Kafka on PaaSTA: Running Kafka on Kubernetes at Yelp (Part 2 - Migration)
Lennart Rudolph, Software Engineer
- Mar 3, 2022
In a previous post we detailed the architecture and motivation for developing our new PaaSTA-based deployment model. We’d now like to share our strategy for seamlessly migrating our existing Kafka clusters from EC2 to our Kubernetes-based internal compute platform. To help facilitate the migration, we built tooling which interfaced with various components of our cluster architecture to ensure that the process was automated and did not impair clients’ ability to read or write Kafka records.
In the status quo implementation, EC2-backed Kafka brokers within a cluster were associated with an auto scaling group (ASG). Attached to each ASG was an Elastic Load Balancer (ELB) which facilitated all connections to the cluster and acted as an entrypoint. Several auxiliary services and jobs also accompanied each cluster, but most of these were already deployed on PaaSTA. However, some important management systems ran directly on Kafka servers as cron jobs. Of particular importance for this redesign were the cluster rebalance algorithm and the topic auto partitioning algorithm. The rebalance algorithm attempts to evenly distribute partitions and leaders across the brokers of the cluster, while the auto partitioning algorithm automatically sets topic partition counts based on throughput metrics. Since we were already planning on incorporating Cruise Control in our architecture, now was a good time to migrate to a new rebalancing algorithm.
Thus, the three critical components we focused on replacing during this migration were the cluster entrypoint, the cluster balancing algorithm, and the topic auto partitioning algorithm. We didn’t need to look far for a replacement to the ELB since PaaSTA natively provides load balancing capabilities through Yelp’s service mesh, which makes it simple to advertise the Kafka on Kubernetes containers which compose a cluster. In the status quo EC2 scenario we also ran a custom rebalance algorithm on Kafka hosts, but this was ultimately replaced by Cruise Control (see part 1 for more details on this service) which exposed comparable functionality. Finally, our Puppet-based cron job running a topic auto partitioning script was replaced with a similar Tron job running on PaaSTA. Below is a table providing an overview of the different components across the deployment approaches.

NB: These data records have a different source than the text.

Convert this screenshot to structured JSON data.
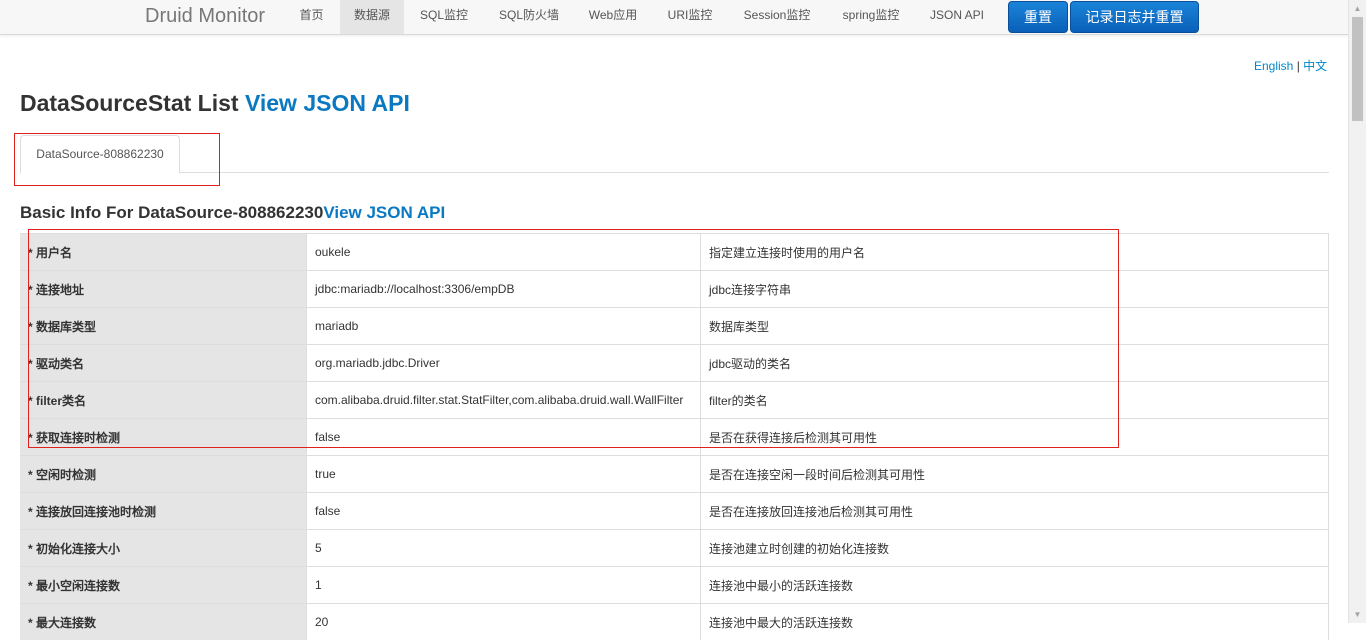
{
  "navbar": {
    "brand": "Druid Monitor",
    "items": [
      {
        "label": "首页"
      },
      {
        "label": "数据源"
      },
      {
        "label": "SQL监控"
      },
      {
        "label": "SQL防火墙"
      },
      {
        "label": "Web应用"
      },
      {
        "label": "URI监控"
      },
      {
        "label": "Session监控"
      },
      {
        "label": "spring监控"
      },
      {
        "label": "JSON API"
      }
    ],
    "active_index": 1,
    "reset_label": "重置",
    "log_reset_label": "记录日志并重置"
  },
  "lang": {
    "english": "English",
    "separator": "|",
    "chinese": "中文"
  },
  "page": {
    "title": "DataSourceStat List",
    "title_link": "View JSON API"
  },
  "tabs": [
    {
      "label": "DataSource-808862230"
    }
  ],
  "section": {
    "title": "Basic Info For DataSource-808862230",
    "title_link": "View JSON API"
  },
  "table": {
    "rows": [
      {
        "label": "* 用户名",
        "value": "oukele",
        "desc": "指定建立连接时使用的用户名"
      },
      {
        "label": "* 连接地址",
        "value": "jdbc:mariadb://localhost:3306/empDB",
        "desc": "jdbc连接字符串"
      },
      {
        "label": "* 数据库类型",
        "value": "mariadb",
        "desc": "数据库类型"
      },
      {
        "label": "* 驱动类名",
        "value": "org.mariadb.jdbc.Driver",
        "desc": "jdbc驱动的类名"
      },
      {
        "label": "* filter类名",
        "value": "com.alibaba.druid.filter.stat.StatFilter,com.alibaba.druid.wall.WallFilter",
        "desc": "filter的类名"
      },
      {
        "label": "* 获取连接时检测",
        "value": "false",
        "desc": "是否在获得连接后检测其可用性"
      },
      {
        "label": "* 空闲时检测",
        "value": "true",
        "desc": "是否在连接空闲一段时间后检测其可用性"
      },
      {
        "label": "* 连接放回连接池时检测",
        "value": "false",
        "desc": "是否在连接放回连接池后检测其可用性"
      },
      {
        "label": "* 初始化连接大小",
        "value": "5",
        "desc": "连接池建立时创建的初始化连接数"
      },
      {
        "label": "* 最小空闲连接数",
        "value": "1",
        "desc": "连接池中最小的活跃连接数"
      },
      {
        "label": "* 最大连接数",
        "value": "20",
        "desc": "连接池中最大的活跃连接数"
      }
    ]
  },
  "colors": {
    "link": "#0a79c2",
    "primary_button": "#0a60b8",
    "highlight_box": "#e02020",
    "label_bg": "#e5e5e5"
  }
}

|Cluster Entrypoint||ELB||Yelp’s service mesh|
|Cluster Balance||rebalance algorithm in kafka-utils||Cruise Control|
|Topic Auto Partitioning||cron job (Puppet-based)||Tron job|
Since we would not be migrating all of our clusters simultaneously, we wanted to avoid the need to make significant changes to our Kafka cluster discovery configuration files. For additional context, at Yelp we use a set of
kafka_discovery files (generated by Puppet) which contain information about each cluster’s bootstrap servers, ZooKeeper chroot, and other metadata. Many of our internal systems (such as Schematizer and Monk) rely on the information in these files. This migration strategy entailed updating only the broker_list to point to the service mesh entrypoint, thereby retaining compatibility with our existing tooling. We did take this migration as an opportunity to improve the propagation method by removing Puppet as the source of truth and instead opted to use srv-configs (the canonical place for configurations used by services). An example discovery file is shown below:
>> cat /kafka_discovery/example-cluster.yaml --- clusters: uswest1-devc: broker_list: - kafka-example-cluster-elb-uswest1devc.<omitted>.<omitted>.com:9092 - kafka-example-cluster-elb-uswest1devc.<omitted>.<omitted>.com:9092 zookeeper: xx.xx.xx.xxx:2181,xx.xx.xx.xxx:2181,xx.xx.xx.xxx:2181/kafka-example-cluster-uswest1-devc local_config: cluster: uswest1-devc ...

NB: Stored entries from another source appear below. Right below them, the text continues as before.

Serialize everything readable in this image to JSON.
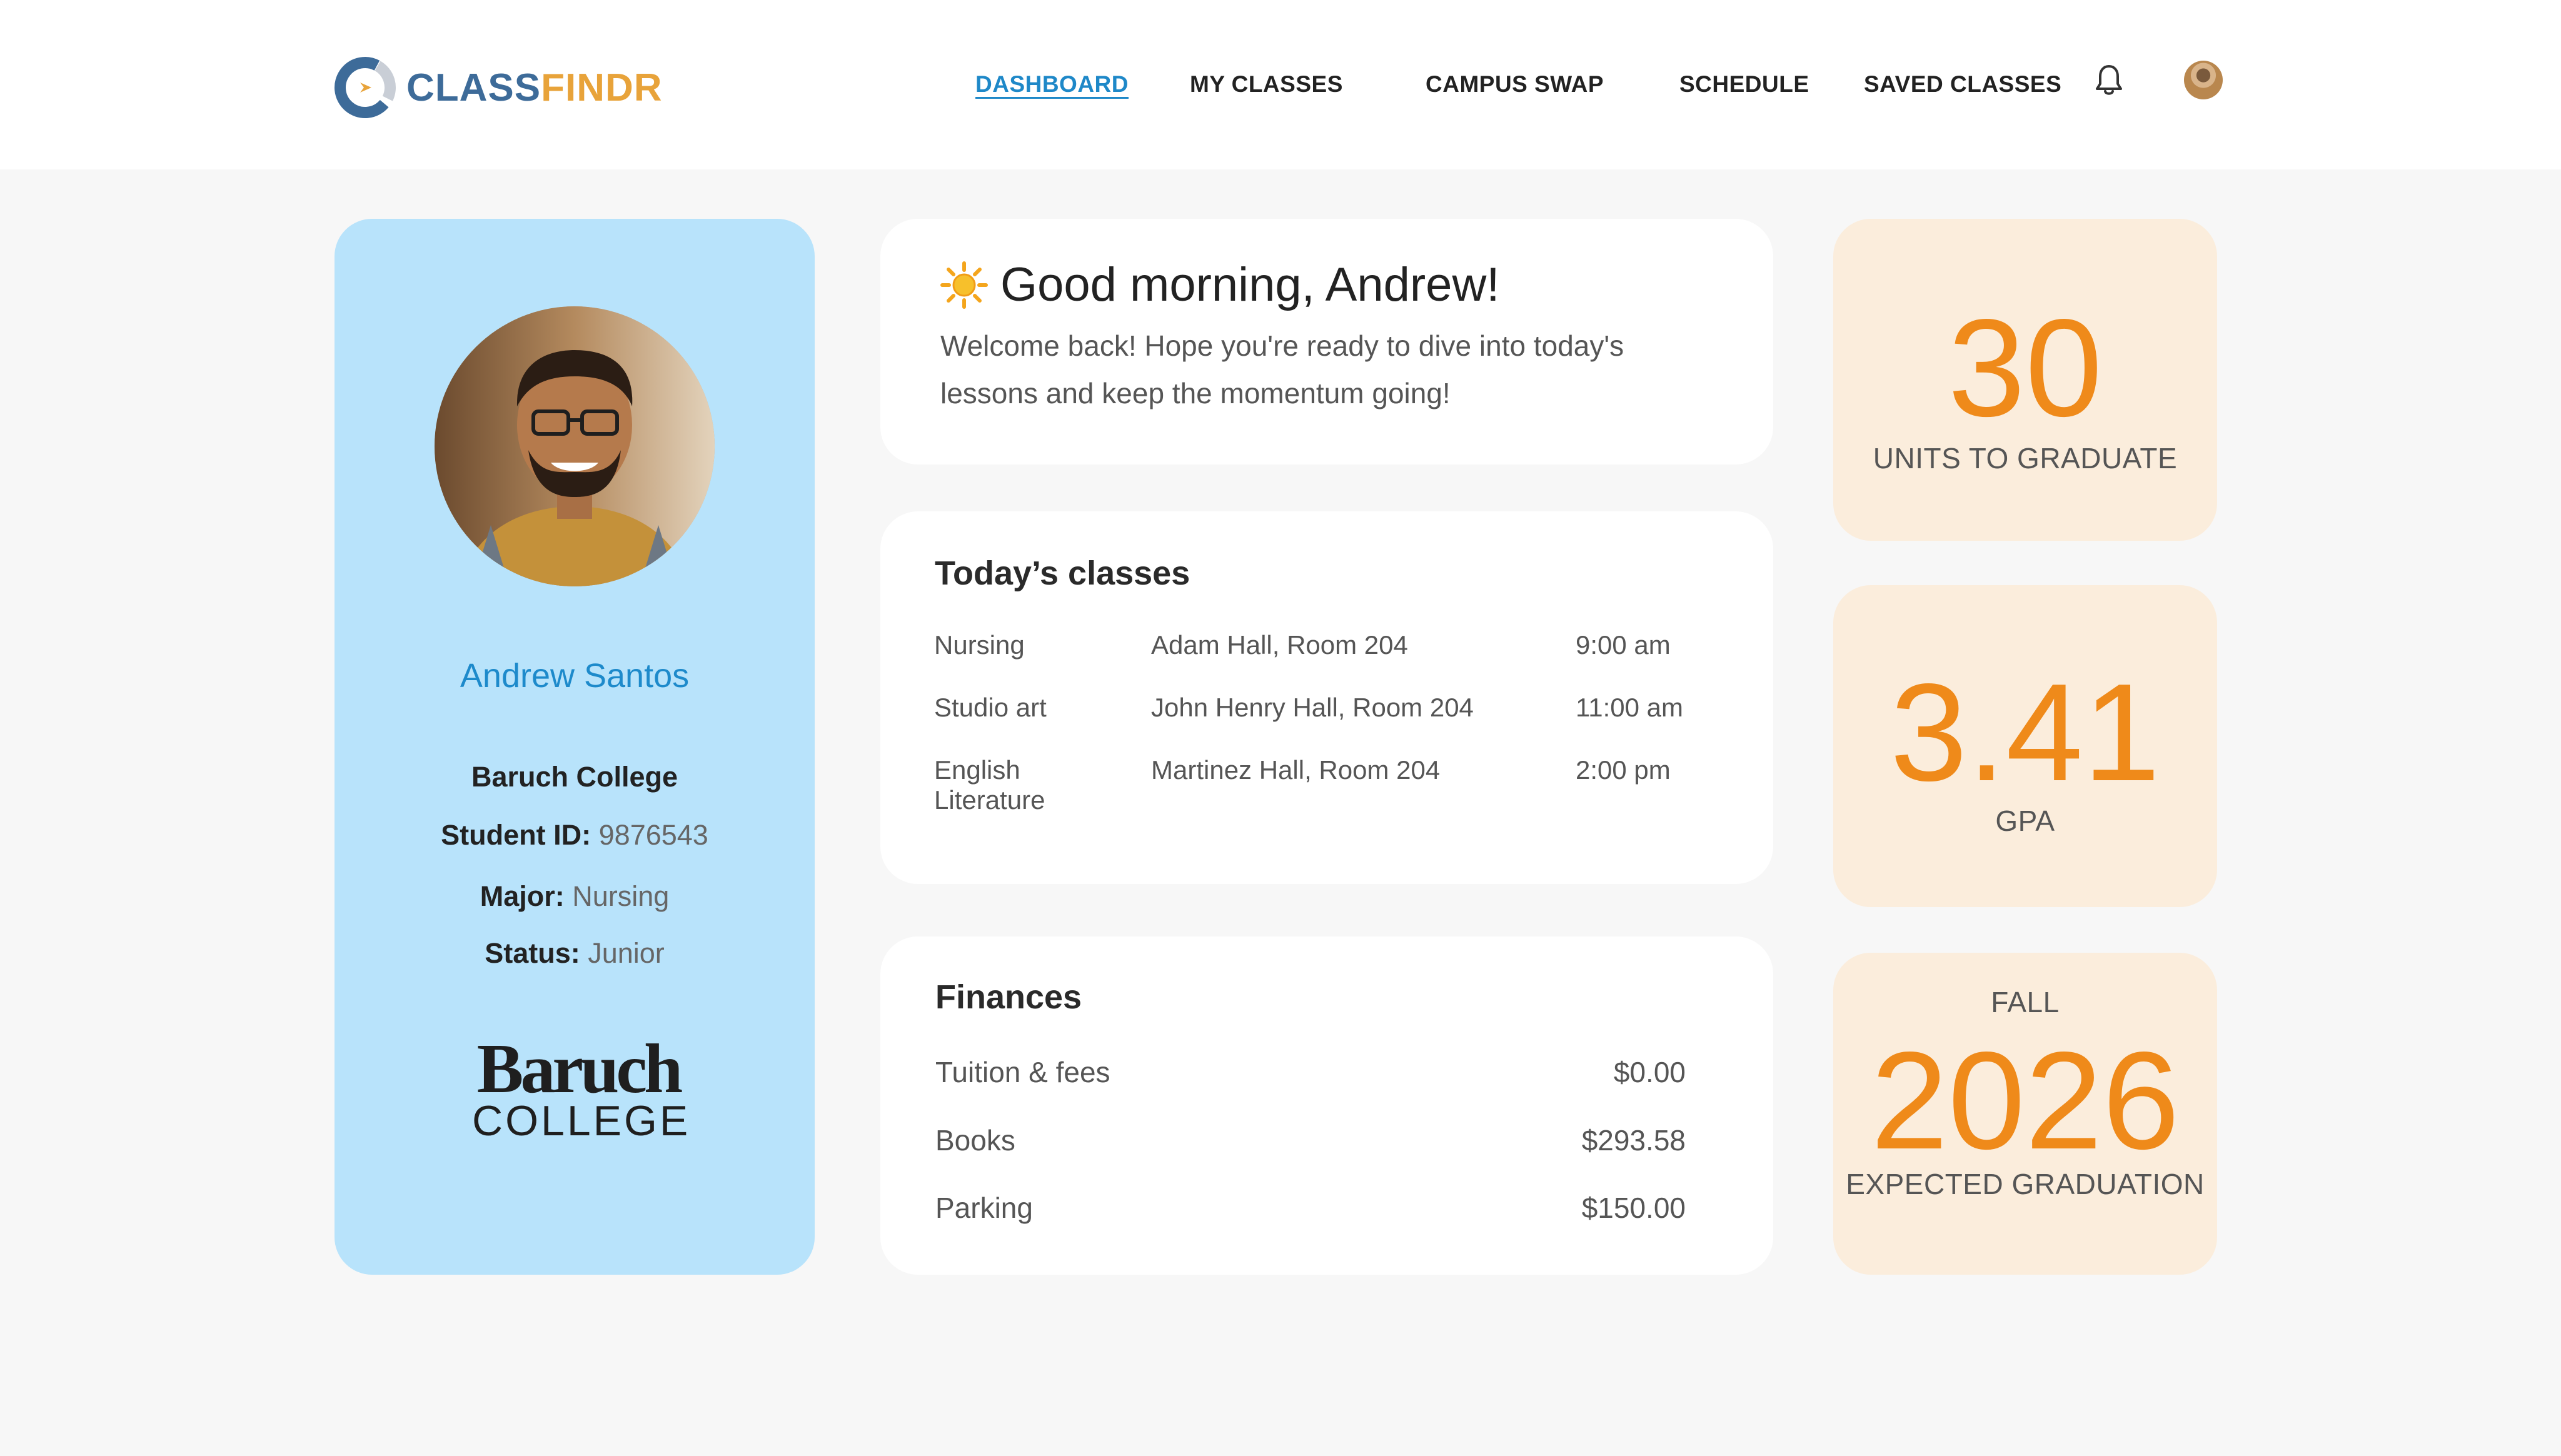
{
  "brand": {
    "part1": "CLASS",
    "part2": "FINDR"
  },
  "nav": [
    {
      "label": "DASHBOARD",
      "active": true
    },
    {
      "label": "MY CLASSES"
    },
    {
      "label": "CAMPUS SWAP"
    },
    {
      "label": "SCHEDULE"
    },
    {
      "label": "SAVED CLASSES"
    }
  ],
  "icons": {
    "notifications": "bell-icon",
    "greeting": "sun-icon",
    "profile": "avatar"
  },
  "profile": {
    "name": "Andrew Santos",
    "college": "Baruch College",
    "student_id_label": "Student ID:",
    "student_id": "9876543",
    "major_label": "Major:",
    "major": "Nursing",
    "status_label": "Status:",
    "status": "Junior",
    "seal_top": "Baruch",
    "seal_bottom": "COLLEGE"
  },
  "greeting": {
    "title": "Good morning, Andrew!",
    "body": "Welcome back! Hope you're ready to dive into today's lessons and keep the momentum going!"
  },
  "classes": {
    "title": "Today’s classes",
    "rows": [
      {
        "course": "Nursing",
        "room": "Adam Hall, Room 204",
        "time": "9:00 am"
      },
      {
        "course": "Studio art",
        "room": "John Henry Hall, Room 204",
        "time": "11:00 am"
      },
      {
        "course": "English Literature",
        "room": "Martinez Hall, Room 204",
        "time": "2:00 pm"
      }
    ]
  },
  "finances": {
    "title": "Finances",
    "rows": [
      {
        "label": "Tuition & fees",
        "amount": "$0.00"
      },
      {
        "label": "Books",
        "amount": "$293.58"
      },
      {
        "label": "Parking",
        "amount": "$150.00"
      }
    ]
  },
  "stats": {
    "units": {
      "value": "30",
      "label": "UNITS TO GRADUATE"
    },
    "gpa": {
      "value": "3.41",
      "label": "GPA"
    },
    "graduation": {
      "term": "FALL",
      "value": "2026",
      "label": "EXPECTED GRADUATION"
    }
  },
  "colors": {
    "accent_blue": "#1d8acb",
    "profile_bg": "#b8e3fb",
    "stat_bg": "#fbeddc",
    "stat_number": "#ef8a1a",
    "logo_blue": "#3d6b99",
    "logo_gold": "#e8a33a"
  }
}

Migration Strategy Overview
At a high level the goal of the migration was to seamlessly switch from using EC2-compatible components to using PaaSTA-compatible components without incurring any downtime for existing producer and consumer clients. As such, we needed to ensure that all the new components were in place before migrating any data from EC2-based brokers to PaaSTA based-brokers. We also wanted to minimize the amount of engineering time required for the migrations, so we implemented some tools to help automate the process. Finally, we needed to ensure that this process was thoroughly tested and rollback-safe.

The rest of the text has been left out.